“I wanted to make moments matter,” said 25-year-old photojournalist Chen Schimmel, addressing the Jerusalem Post Annual Conference’s opening gala. “To document. To bear witness.”
Schimmel shared the personal and national traumas that shaped her lens in a moving speech that traced her journey from street photography to frontline documentation. At 17, she stood in Auschwitz, carrying the memory of her grandmother, a Holocaust survivor who now, at 86, “speaks none” of the 14 languages she once knew. “She can no longer say what she carries. So I carry it for her.”

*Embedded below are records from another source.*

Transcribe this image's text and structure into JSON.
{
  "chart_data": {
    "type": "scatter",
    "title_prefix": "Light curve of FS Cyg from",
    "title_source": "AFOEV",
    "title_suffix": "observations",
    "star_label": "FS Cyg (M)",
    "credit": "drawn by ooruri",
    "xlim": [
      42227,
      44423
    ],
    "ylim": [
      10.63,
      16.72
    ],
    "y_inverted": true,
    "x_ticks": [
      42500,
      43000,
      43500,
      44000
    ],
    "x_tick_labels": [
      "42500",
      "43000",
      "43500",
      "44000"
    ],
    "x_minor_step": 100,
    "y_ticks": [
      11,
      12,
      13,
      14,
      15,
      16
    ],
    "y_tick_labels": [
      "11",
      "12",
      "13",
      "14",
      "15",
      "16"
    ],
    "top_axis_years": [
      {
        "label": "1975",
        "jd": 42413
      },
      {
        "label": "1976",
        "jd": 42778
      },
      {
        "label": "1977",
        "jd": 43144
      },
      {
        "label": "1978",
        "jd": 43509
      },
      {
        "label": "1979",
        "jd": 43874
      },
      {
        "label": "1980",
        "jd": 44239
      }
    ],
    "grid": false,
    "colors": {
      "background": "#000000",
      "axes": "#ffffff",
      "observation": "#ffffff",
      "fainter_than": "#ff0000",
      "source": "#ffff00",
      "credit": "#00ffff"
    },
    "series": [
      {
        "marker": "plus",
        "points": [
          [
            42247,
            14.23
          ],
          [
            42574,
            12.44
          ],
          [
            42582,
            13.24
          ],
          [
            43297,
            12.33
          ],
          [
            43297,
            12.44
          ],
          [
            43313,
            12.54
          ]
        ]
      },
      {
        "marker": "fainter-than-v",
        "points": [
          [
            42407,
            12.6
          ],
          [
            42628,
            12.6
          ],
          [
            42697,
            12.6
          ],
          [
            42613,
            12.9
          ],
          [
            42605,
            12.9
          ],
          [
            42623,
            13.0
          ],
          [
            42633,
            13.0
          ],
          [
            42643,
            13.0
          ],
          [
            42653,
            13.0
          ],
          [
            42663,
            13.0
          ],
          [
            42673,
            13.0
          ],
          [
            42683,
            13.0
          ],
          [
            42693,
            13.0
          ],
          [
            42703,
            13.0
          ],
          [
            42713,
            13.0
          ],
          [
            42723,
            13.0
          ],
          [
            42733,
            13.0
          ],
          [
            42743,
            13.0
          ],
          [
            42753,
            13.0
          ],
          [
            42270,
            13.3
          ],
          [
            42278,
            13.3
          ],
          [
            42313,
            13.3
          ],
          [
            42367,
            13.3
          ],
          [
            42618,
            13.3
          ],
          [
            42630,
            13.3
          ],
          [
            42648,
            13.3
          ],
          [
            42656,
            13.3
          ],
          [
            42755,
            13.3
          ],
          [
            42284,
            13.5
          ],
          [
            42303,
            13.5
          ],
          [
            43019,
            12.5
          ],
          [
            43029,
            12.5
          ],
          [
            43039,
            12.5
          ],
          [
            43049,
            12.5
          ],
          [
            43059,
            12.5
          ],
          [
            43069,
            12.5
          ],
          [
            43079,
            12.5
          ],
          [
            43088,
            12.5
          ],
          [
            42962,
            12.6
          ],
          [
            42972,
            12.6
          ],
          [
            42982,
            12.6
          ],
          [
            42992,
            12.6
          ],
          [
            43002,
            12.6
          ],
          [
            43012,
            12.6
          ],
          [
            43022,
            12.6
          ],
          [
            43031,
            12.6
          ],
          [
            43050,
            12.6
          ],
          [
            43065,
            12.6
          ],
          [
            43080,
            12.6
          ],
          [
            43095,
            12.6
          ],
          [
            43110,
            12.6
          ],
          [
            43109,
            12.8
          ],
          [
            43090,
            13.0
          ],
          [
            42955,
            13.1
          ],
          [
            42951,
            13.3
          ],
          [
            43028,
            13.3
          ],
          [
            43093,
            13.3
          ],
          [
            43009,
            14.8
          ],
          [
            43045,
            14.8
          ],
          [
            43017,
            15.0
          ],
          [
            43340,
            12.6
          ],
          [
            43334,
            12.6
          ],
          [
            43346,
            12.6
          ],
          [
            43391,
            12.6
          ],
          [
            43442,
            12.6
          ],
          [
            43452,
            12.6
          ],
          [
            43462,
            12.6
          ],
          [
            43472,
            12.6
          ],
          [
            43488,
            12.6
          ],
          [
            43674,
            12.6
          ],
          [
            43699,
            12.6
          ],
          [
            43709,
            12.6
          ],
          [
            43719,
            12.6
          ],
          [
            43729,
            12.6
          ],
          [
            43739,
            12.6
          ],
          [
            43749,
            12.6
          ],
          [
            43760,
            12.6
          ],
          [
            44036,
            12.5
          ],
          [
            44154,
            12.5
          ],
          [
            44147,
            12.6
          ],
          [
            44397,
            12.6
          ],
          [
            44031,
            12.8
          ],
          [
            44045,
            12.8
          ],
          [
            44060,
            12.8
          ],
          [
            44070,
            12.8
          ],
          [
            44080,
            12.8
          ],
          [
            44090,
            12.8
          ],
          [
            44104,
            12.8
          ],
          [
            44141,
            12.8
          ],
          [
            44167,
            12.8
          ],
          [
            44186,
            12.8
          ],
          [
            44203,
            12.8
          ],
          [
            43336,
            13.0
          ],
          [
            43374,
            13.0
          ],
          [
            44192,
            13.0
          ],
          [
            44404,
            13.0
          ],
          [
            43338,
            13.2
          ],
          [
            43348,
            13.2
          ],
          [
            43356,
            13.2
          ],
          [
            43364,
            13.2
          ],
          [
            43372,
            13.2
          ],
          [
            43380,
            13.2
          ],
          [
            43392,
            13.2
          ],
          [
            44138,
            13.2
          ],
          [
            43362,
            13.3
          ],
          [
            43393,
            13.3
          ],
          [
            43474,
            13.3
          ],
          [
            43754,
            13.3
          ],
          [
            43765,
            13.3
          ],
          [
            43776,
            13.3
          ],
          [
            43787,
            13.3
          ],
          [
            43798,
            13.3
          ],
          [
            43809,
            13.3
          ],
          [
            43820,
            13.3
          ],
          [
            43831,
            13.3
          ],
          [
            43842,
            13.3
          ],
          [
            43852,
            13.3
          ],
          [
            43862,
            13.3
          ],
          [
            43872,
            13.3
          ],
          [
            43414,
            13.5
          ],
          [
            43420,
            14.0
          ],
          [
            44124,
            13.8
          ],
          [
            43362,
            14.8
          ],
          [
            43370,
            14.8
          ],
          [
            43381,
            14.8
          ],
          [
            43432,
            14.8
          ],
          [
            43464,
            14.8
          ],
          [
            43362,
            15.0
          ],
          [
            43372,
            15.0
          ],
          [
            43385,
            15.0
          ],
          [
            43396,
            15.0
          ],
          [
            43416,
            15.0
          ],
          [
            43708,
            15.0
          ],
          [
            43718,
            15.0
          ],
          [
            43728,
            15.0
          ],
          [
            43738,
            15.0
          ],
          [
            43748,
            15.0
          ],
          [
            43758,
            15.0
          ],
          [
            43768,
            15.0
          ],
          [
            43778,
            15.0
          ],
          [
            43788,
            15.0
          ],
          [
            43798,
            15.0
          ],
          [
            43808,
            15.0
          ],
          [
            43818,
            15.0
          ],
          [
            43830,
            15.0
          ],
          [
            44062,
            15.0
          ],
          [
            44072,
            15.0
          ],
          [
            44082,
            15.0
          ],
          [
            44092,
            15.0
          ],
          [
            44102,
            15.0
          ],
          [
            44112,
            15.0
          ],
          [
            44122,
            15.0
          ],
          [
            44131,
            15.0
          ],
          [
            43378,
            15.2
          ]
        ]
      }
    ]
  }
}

Following the atrocities committed by Hamas on October 7, Schimmel experienced a strong urge to capture the destruction through photography. “I couldn’t sit still. I had to go.” She entered Be’eri with her father, a ZAKA volunteer. “The streets were silent. Bikes lay where children had dropped them. Life had been frozen mid-motion, then shattered.”
Two images from Be’eri anchor her forthcoming book: Holy Work, showing a ZAKA volunteer collecting blood “with reverence”; and God’s Rays and Buckets, of two of the Haran family members kneeling in the ruins of their family home. “You see the darkness,” she said. “And yet, the light is there.”
“I keep going back,” Schimmel told the crowd. “Because the story isn’t over. And neither is the light.”